This was one of those books that dealt with some very serious issues within a framework of dry wit and comedy. The darker themes of Alzheimer's, murder, racism, and long-standing family tensions was offset by the lightest touches and strokes of humor that kept the book from being overly somber and weighed down by sorrow. There were sections to smile over, and surprisingly, this didn’t take away from the gravity of the book’s messages or render the characters as stereotypes or caricatures. It was a fine balance and Rutledge manages to keep firm hold of her story and characters in the great dance of tragedy and mirth that unfolds before her readers.
Faith is obviously deteriorating, and although she’s been a recluse for many years, when the mansion doors swing wide to disgorge Tiffany lamps that she’s willing to part with for a dollar, obviously the town takes notice. But few people are actually concerned for Faith Bass Darling. Most of the town’s residents seem bent on taking the befuddled woman’s possessions and leaving her wandering vacantly over her lawn. But there’s more to Faith, because underneath her very obvious confusion, memories and reflections are rising to the surface, things she hasn’t thought of in so long that they’ve been all but forgotten. As the drive to sell off her possessions becomes stronger, others begin to arrive and discover what’s really going on, much to their horror.

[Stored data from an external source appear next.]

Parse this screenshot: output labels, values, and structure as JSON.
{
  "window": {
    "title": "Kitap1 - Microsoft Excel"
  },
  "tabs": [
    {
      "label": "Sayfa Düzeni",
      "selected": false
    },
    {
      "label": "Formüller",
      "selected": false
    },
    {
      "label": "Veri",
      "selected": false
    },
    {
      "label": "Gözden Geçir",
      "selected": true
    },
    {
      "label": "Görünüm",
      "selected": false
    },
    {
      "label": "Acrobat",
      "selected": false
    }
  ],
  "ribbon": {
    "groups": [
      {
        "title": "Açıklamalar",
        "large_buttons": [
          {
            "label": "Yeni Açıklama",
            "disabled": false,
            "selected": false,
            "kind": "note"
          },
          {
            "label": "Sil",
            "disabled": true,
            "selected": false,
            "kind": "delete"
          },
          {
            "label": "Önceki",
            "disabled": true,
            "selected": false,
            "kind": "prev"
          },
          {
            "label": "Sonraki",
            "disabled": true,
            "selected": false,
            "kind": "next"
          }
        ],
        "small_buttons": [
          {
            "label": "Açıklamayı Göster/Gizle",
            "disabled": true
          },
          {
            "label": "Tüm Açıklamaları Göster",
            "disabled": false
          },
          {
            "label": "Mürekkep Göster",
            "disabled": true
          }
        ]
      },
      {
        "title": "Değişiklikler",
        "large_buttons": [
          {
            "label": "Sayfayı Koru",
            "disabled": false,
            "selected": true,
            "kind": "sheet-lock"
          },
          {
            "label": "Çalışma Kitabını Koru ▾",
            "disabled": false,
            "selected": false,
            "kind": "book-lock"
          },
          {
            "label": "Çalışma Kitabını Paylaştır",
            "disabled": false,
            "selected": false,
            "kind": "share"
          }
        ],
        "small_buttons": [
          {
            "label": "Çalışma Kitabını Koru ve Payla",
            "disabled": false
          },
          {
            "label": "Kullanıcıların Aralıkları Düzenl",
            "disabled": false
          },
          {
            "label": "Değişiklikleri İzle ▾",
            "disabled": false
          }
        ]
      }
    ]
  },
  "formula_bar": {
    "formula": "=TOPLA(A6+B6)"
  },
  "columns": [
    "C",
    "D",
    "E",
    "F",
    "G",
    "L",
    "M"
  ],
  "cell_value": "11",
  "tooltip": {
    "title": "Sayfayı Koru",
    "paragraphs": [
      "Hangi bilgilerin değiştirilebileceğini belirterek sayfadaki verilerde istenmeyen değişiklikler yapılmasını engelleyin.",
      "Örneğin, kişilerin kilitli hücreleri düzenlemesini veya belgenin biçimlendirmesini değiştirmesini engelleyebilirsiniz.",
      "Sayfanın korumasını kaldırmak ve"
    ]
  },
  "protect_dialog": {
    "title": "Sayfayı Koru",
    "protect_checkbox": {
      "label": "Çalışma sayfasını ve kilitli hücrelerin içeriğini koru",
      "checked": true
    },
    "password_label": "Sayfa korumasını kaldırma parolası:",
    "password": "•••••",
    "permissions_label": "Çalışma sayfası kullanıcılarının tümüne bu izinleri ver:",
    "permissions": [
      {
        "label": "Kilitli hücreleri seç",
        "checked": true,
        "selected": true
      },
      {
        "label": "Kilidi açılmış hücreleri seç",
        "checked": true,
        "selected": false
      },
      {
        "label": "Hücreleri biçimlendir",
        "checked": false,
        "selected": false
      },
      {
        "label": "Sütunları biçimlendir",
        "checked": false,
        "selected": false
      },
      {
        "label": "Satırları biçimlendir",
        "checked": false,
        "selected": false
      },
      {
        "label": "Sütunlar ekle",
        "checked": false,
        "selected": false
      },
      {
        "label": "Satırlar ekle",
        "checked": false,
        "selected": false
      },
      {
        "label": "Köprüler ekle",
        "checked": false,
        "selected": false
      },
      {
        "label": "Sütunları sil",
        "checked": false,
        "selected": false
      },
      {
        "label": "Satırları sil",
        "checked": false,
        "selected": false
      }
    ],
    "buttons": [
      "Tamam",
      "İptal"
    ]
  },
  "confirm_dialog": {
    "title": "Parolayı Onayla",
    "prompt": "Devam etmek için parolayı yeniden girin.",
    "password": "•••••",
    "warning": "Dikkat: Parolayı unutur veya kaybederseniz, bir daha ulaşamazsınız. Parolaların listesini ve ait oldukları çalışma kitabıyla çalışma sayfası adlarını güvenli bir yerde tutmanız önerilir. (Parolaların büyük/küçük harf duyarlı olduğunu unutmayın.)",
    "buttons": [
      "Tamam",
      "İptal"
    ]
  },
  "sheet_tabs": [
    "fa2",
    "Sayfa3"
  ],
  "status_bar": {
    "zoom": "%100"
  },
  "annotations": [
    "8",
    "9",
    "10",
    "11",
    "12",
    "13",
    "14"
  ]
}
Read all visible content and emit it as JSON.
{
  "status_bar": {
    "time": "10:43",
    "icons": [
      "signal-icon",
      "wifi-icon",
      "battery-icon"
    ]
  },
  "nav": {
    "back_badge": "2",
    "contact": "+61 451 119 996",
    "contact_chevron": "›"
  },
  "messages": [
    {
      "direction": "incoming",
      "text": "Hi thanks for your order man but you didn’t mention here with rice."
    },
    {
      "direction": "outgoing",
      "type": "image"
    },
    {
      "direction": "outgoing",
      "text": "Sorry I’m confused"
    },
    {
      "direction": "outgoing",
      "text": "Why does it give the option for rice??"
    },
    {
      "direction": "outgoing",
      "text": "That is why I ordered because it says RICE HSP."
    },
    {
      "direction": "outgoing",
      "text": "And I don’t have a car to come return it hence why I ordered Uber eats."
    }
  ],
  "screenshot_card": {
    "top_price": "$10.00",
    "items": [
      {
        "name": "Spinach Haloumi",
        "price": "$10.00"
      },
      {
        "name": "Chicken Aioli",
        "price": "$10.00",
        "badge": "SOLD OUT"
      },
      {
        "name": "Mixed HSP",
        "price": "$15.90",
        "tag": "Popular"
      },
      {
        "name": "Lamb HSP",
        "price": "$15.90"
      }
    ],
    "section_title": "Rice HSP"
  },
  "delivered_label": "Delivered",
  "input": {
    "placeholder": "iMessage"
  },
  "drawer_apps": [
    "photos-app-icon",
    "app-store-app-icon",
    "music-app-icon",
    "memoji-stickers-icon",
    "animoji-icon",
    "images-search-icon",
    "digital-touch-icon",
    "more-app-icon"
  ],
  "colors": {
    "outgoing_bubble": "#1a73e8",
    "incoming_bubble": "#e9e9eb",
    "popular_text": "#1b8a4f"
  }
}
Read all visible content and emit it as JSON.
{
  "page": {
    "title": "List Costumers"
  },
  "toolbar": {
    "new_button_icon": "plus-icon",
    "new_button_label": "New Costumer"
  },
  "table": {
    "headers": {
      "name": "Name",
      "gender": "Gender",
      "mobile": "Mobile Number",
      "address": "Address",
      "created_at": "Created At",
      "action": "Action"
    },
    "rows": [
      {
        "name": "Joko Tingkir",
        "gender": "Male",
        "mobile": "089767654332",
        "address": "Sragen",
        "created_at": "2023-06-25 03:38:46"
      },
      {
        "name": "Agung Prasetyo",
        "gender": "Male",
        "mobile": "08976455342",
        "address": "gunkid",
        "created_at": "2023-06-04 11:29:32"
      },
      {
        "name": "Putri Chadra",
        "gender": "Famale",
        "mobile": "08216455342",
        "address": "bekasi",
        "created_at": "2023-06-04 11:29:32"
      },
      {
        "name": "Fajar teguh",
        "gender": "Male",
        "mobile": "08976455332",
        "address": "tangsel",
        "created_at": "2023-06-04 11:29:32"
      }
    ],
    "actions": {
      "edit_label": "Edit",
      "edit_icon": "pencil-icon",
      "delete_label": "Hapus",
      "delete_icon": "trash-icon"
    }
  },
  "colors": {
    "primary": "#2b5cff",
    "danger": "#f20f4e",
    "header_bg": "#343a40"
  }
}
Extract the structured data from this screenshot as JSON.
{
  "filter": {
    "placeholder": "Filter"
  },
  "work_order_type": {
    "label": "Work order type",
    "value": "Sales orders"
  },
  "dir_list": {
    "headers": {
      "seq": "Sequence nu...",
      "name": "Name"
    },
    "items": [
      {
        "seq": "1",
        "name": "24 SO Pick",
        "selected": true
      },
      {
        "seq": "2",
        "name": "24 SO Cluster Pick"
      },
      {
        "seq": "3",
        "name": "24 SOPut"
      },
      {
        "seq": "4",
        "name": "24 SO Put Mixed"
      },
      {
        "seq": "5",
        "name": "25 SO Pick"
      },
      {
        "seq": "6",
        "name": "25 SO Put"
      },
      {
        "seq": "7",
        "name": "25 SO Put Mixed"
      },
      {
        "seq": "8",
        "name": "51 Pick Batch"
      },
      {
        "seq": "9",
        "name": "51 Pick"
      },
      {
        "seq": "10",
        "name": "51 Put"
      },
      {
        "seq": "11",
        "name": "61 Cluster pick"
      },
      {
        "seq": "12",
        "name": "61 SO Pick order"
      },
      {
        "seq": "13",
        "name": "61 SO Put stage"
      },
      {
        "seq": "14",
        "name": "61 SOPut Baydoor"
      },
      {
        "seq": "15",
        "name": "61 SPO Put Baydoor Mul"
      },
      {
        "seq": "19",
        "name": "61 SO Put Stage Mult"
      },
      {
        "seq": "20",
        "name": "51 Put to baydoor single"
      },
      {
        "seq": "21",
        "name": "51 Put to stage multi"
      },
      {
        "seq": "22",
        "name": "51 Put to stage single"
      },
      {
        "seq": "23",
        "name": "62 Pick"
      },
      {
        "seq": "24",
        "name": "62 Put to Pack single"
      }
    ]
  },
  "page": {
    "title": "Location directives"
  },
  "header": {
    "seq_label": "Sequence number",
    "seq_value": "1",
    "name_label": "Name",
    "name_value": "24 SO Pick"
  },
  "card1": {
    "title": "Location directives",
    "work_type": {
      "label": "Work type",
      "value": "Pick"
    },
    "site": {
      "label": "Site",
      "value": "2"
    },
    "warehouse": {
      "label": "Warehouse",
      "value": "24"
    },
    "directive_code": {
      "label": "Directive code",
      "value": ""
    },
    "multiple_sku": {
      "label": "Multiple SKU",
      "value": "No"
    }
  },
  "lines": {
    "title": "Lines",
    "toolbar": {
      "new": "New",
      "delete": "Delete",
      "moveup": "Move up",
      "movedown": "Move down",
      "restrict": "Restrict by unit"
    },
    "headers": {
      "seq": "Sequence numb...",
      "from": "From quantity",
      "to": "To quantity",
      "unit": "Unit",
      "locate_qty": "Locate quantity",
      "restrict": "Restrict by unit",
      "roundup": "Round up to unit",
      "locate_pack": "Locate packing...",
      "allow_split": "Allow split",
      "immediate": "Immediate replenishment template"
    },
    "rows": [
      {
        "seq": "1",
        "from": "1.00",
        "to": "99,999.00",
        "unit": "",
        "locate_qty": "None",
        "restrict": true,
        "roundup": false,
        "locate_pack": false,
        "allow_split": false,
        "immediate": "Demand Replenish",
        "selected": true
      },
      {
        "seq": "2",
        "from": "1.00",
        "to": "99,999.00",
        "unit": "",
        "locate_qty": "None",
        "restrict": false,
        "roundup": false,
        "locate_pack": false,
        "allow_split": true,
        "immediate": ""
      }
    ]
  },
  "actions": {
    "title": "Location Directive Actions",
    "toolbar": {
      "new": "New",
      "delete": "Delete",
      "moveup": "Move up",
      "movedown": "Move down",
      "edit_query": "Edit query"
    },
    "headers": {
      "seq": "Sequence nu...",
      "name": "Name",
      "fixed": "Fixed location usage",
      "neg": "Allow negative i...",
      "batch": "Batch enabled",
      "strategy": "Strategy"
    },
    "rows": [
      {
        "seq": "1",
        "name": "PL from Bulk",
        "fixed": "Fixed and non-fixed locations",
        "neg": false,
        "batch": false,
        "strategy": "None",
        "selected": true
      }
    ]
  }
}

Claudia Jean arrives in town prepared to ask for the one thing that her mother will never part with, the thing she needs to secure her dreams; but what she finds on Faith’s lawn shakes and jangles her into a nearly incoherent state herself. Claudia is the master at running away, and all she wants to do now is run, but there’s too much here to leave behind and the healing that has to take place between her and her mother is like an implacable train she doesn’t want to board. With the help of a man who should have every reason in the world to hate the Darlings, and an old friend who wants to see Claudia and her mother rightly compensated for their family relics, Claudia Jean, along with her mother, wades into the mire of remembering what drove her away and the secrets buried just under the surface.
This novel asks its readers to ponder some heavy questions. How deeply are our possessions tied with our sense of self, and what happens if forgiveness comes too late? Where does the soul reside, and is it possible to die without really being dead? These questions are placed skillfully inside a story that is rich with unique and enigmatic characters that are as finely tuned to each other’s emotions as can be, but who can sometimes miss the things that are right under their noses.
This was a book that I cherished but that also tore my heart into tiny little pieces. It’s an odd thing to be smiling through eyes bleary with tears, but this was what often happened while I was reading this book. If you’re a reader with a love of finely honed literary novels, this is the book I would recommend to you. It is strikingly forceful yet oddly gentle, and I recommend it highly.
This book was provided as a complimentary review copy.